Active Directory in Information Security


#1

Morning, everyone!

I just started working for a large, corporate company about six months ago for the first time that actually has an Information Security department. We have a sub-department called Identity & Access Management just to orchestrate Active Directory. My question coming form this configuration is this:

Is this typical in large organizations today?

In the past, when I worked in general IT for large companies, we only had one, small IT team and we did everything, including AD. Much to say, this is all new to me.


#2

I’ve never worked in an environment like that, however I have applied for positions at companies like that. I think that it’s becoming more and more common for companies to start segregating their IT teams like that.

Also, congratulations on your new job! Going pretty well so far?


#3

Hey djmoore

Great question. Yea, this is a fairly typical setup. There is a ton to IAM, especially if your org is in a regulated industry (Finserv, healthcare, etc.).

My preference is to have IAM fall under CISO vs fall under CIO, but that is a different topic altogether.

The nice thing about having a dedicated IAM team is they typically know the environment and tool really well, which is critical when things crash or you’re dealing with something cyberbad.

The down side is that to implement new rules and changes can take a lot of time and multiple CAB/CRB meetings for approvals.

I suspect we will see stand-alone IAM/AD teams become a stable (typical) team for the foreseeable future.


#4

Thanks for the insight! Do you work in the corporate IT world?

Also, welcome to the forum. Thanks for joining up :slight_smile:


#5

That’s a new one for me as well. What kind of company is it? Identity and access management sounds like they control physical access and security as well (keypads, keycards, biometric security, etc.). Is that possible?


#6

Well there you go. You learn something new every day. Thanks for the fantastic answer and insight!:+1::ok_hand:


#7

Ooh, the follow-up question! lol

I currently work for a sw coding training company. I am on the implementation side, so often work with client AD/IAM teams (anyone who wants to use SSO to access our training platform).

Prior to this was in consulting working with orgs on security hygiene, posture, risk, etc. and before that building infosec programs in corporate America.

In the regulated industries, esp. Financial Services and Healthcare, they are req’d to show user access to apps and data when audited. Using IAM (especially if it is integrated with an HR app such as Workforce) allows the client to quickly/easily provide the “evidence” required. (NOTE: the is RARELY an quick & easy task lol).

So, if you think about how many apps a large org could use, it could be in the hundreds or thousands (and maybe in the low 10,000s of apps). The trick is to prioritize the app in terms of risk, and connect them (SAML/SSO) to a user in a way that it is easy to ID user access ability and frequency.

Having a dedicated IAM team allows IT Ops to focus on uptime and ops while offloading the AD mgt (groups, users, etc). In a complex environment that takes ppl, which creates a team. Even more, it is ideal to maintain a core group of ppl (team) doing this work b/c they understand the intricacies of how apps connect to data AND restrictions on who can/cant access specific data.

Using our own SCW platform as an example, there are 3 roles in descending order: Company Admins, Team Managers, End Users (developers). A user can only be assigned 1 role. A Company Admin can assign Assessments to Team Managers and Developers, but is not able/allowed to take an Assessment. This is because the Assessment are used for compliance and there are no checks and balances on if the CA actually took and passed the Assessment! lol
Right? “hey CA did you take your Assessment?” “Of course I did! and passed with 100%!” hahaha, right. /s

In regulated industries, it is the same situation. Orgs (and their regulators and auditors) may not want an exec to have the same or greater privileged access to an application OR may not want an entire dept to have access to an app or dataset if only a handful of ppl really need it.

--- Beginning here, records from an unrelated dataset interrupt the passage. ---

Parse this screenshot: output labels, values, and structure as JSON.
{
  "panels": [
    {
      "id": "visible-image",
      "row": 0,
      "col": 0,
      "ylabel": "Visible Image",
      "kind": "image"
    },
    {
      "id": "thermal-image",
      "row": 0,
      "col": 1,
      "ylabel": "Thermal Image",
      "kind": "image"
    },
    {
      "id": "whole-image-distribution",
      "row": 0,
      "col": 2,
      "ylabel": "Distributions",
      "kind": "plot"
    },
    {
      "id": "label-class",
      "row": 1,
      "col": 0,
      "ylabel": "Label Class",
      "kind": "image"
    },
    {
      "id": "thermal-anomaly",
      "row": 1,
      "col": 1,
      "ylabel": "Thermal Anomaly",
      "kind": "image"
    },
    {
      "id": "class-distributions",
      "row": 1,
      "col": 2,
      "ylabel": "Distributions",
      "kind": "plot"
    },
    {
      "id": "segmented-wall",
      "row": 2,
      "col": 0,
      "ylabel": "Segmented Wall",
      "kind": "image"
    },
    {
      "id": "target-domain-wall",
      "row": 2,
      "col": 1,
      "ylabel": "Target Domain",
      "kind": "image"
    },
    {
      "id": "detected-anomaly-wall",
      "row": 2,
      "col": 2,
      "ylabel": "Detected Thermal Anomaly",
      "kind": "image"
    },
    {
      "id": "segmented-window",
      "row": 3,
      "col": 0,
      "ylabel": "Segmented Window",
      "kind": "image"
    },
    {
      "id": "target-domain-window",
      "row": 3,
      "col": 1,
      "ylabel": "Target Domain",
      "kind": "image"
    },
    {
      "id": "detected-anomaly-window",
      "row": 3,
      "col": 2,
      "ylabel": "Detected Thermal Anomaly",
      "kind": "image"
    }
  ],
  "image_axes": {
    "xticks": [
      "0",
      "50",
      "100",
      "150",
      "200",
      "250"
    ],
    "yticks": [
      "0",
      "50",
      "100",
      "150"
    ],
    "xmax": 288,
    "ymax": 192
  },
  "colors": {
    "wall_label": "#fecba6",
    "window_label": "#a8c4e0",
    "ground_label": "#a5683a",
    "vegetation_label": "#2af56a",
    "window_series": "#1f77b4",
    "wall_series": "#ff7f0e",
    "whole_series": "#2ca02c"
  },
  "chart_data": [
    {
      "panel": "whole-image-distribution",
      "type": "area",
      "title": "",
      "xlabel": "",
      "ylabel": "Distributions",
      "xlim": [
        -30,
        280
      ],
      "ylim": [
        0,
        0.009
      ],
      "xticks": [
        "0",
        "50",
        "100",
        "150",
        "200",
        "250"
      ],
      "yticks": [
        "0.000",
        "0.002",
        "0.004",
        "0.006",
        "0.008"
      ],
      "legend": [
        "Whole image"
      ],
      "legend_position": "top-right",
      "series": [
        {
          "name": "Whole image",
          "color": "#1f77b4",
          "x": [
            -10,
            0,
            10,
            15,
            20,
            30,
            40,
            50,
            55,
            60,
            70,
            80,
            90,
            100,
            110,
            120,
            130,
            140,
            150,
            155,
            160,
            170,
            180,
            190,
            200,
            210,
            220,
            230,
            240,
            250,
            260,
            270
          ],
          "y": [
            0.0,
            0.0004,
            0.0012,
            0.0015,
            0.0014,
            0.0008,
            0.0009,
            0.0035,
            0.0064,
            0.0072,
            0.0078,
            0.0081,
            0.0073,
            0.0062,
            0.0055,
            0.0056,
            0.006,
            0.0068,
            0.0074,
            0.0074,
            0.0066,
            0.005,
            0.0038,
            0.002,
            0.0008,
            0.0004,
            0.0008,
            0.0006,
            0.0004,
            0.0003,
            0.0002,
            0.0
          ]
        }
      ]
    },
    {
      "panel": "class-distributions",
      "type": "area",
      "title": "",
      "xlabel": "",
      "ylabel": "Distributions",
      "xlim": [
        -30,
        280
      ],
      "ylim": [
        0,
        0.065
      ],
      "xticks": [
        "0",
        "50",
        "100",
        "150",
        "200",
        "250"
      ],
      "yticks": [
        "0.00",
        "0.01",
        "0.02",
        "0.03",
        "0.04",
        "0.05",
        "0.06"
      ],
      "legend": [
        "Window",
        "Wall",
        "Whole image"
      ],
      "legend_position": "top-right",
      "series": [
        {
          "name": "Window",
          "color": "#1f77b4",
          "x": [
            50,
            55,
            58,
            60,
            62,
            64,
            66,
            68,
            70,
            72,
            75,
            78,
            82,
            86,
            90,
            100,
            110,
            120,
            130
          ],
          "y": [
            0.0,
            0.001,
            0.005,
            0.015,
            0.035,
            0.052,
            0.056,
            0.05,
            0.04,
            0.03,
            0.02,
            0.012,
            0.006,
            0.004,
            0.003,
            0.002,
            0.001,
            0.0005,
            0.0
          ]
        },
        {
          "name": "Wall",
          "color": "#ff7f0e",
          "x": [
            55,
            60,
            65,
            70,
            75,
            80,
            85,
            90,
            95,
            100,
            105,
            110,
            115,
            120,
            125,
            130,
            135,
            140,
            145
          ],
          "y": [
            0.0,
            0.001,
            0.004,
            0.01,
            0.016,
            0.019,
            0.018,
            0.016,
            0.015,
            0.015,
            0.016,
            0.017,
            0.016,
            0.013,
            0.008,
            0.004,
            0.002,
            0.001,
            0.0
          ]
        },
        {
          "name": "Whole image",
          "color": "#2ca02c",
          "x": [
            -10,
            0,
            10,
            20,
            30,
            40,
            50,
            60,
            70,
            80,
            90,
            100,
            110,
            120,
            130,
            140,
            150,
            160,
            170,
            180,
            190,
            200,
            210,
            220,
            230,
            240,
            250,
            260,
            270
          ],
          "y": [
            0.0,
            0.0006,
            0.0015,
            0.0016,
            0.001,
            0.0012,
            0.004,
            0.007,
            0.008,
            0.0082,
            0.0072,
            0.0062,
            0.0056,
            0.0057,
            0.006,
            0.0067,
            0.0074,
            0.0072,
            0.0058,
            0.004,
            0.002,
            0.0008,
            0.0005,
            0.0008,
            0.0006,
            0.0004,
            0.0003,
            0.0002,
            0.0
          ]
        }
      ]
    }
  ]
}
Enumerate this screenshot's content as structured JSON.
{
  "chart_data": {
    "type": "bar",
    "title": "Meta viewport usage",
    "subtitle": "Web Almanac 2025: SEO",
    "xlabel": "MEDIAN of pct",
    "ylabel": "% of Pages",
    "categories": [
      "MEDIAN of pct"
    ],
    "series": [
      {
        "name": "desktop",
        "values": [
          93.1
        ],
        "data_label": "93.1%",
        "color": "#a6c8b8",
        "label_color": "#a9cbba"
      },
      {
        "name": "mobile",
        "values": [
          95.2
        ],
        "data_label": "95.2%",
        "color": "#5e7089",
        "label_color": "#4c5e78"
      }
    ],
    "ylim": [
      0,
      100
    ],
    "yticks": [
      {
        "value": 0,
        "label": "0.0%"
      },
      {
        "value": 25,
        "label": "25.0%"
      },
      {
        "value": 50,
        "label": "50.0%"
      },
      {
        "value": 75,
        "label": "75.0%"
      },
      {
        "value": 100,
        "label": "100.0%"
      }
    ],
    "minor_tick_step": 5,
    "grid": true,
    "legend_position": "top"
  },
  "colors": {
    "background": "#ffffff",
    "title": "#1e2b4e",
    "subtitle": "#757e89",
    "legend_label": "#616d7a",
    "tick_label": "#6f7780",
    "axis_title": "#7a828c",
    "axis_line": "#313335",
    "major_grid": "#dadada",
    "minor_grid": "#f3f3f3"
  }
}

BTW, seasoned execs learn/know: the higher up you go, the less access you want. This is b/c the liability and risk is that much greater.

Hope this helps. Good luck in your new gig.


#8

Wow! Quite a bit of experience in all kinds of different specialties there.

Sounds like that was kind of an exciting job, just because every client organization would have such wildly different needs.

Sounds pretty interesting, and sounds like a fun gig. How long have you been with them?


#9

Thanks! I am absolutely loving it. I am surrounded by super smart people and they are constantly elevating me and pushing me to learn new things.


#10

We are the largest healthcare insurance provider in Louisiana with over 2,500 employees, excluding contractors.

Our IAM team actually only controls logical access to IT resources, internal and external, which means there are actually two IAM teams: internal and external. My team will eventually be orchestrating the technologies around physical access (badge scanning, cameras, servers, etc…)


#11

It’s not. From what I know, we had a lot of stumbling blocks along the way, but we have a lot or processes in place to show that chain now.

But, there will always be the ones that want an exemption.


#12

That’s great. When you find an awesome job like that it makes everything worth it!